1. Signifying Monkey, Example 1 (1'33")


2. Signifying Monkey, Example 2 (2'58")



The Signifying Monkey: Two Versions of a Toast

""THE TOAST," writes Roger D. Abrahams, who was an early collector & commentator on such forms of African-American oral poetry, "is a narrative poem that is recited, often in a theatrical manner. … Toasts are not sung, and it is perhaps the lack of reliance on the structure of a tune that allows their freedom of form. But toasts do have a structure. Like so many other forms of oral narrative, they are organized by conventions, ones that Albert Lord would have considered 'epic.' … The subject treated is freedom of the body through superhuman feats and of the spirit through acts that are free of restrictive social mores (or in direct violation of them), especially in respect of crime and violence. The heroes of most of these stories are hard men, and very clever men (or animals) who have the amorality of the trickster." (R.D.A., Deep Down in the Jungle, 1963)

""Signifying Monkey" is a very well-known toast and exists in many closely related versions.

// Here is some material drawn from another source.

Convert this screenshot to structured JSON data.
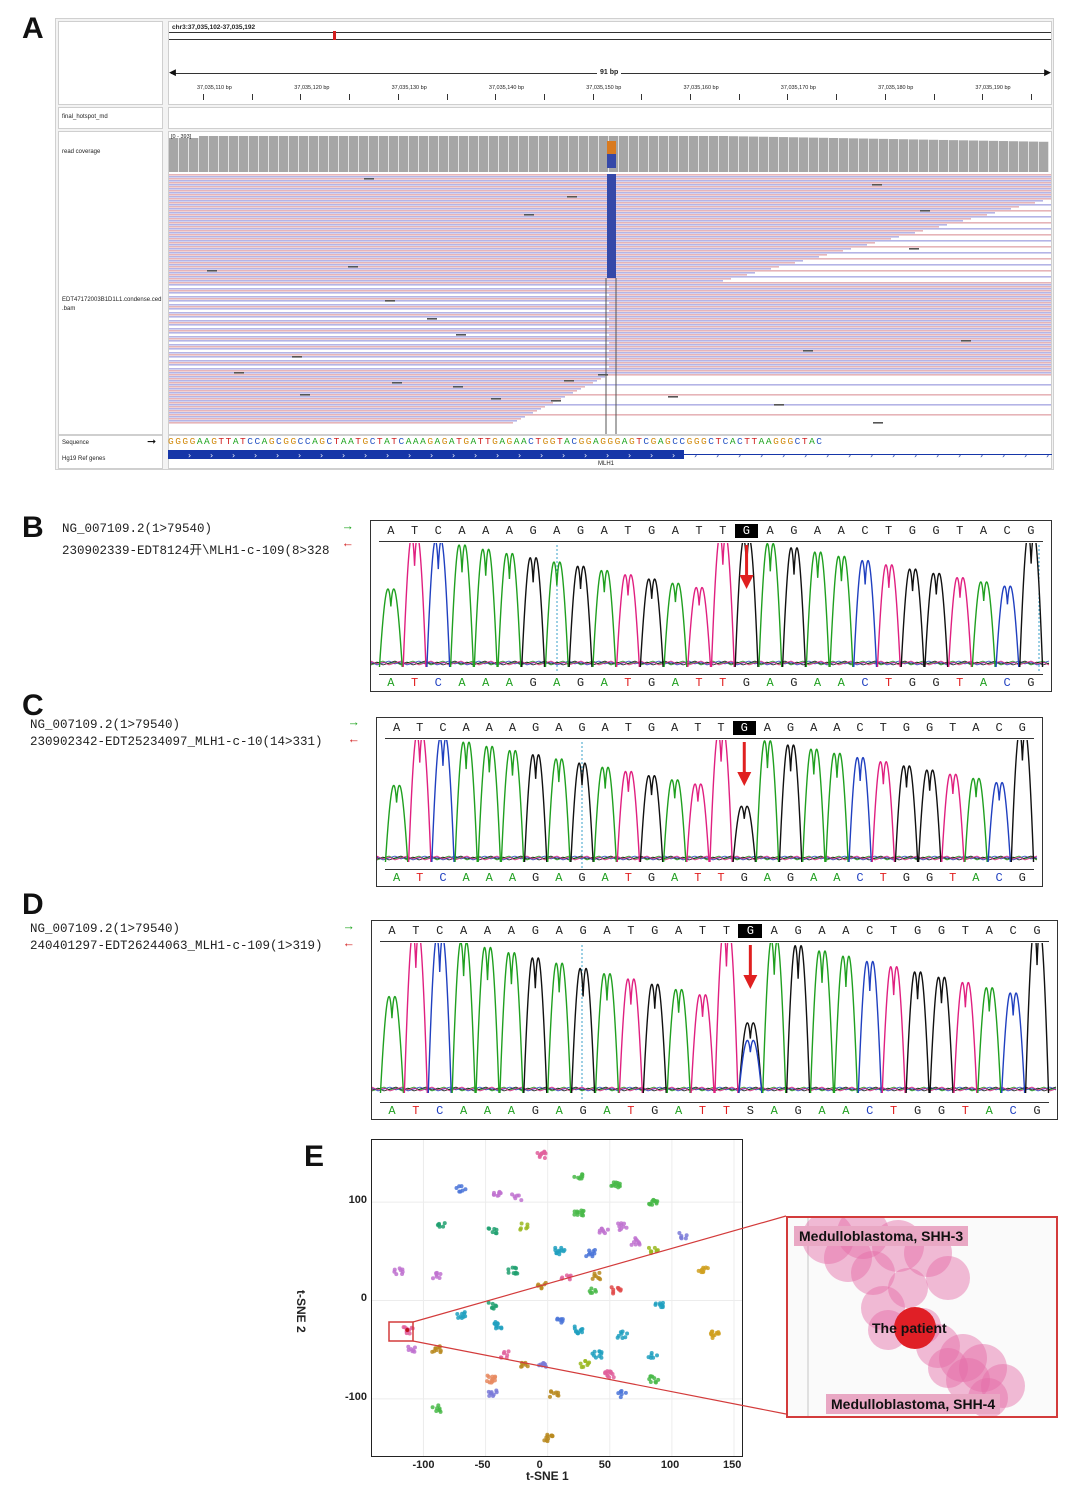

Abrahams defines "signify": "To imply, goad, beg, boast by indirect verbal or gestural means. A language of implication." Writes Bruce Jackson, who collected these versions: "'Signifying Monkey' is about a jungle trickster who by clever word play – signifying – sends his arch foe, Lion, off to be stomped and mangled by the stately Elephant. The Monkey uses wile and cleverness to accomplish what he cannot accomplish with brawn; his mode is a verbal judo, for he uses his enemy's own excessive ego against him, and he does it all with words. In most of the poems he falls out of his tree while gloating and jumping up and down, giving Lion a chance to trap him. He usually tricks Lion into stepping back so he can 'fight like a natural man,' whereupon he jumps back into his tree and resumes his insults. He usually 'wins,' but his gains are not unmixed, for although he gets someone else to trample his enemy he still must stay off the ground if he wants to stay alive." (Notes to Get Your Ass in the Water and Swim Like Me, Rounder Records CD, 1998)

The reciters here, presented anonymously, are referred to as "Tom" and "Eugene," the former from a prison farm in Texas, the latter from the Connolly Migrant Camp in Barker, New York.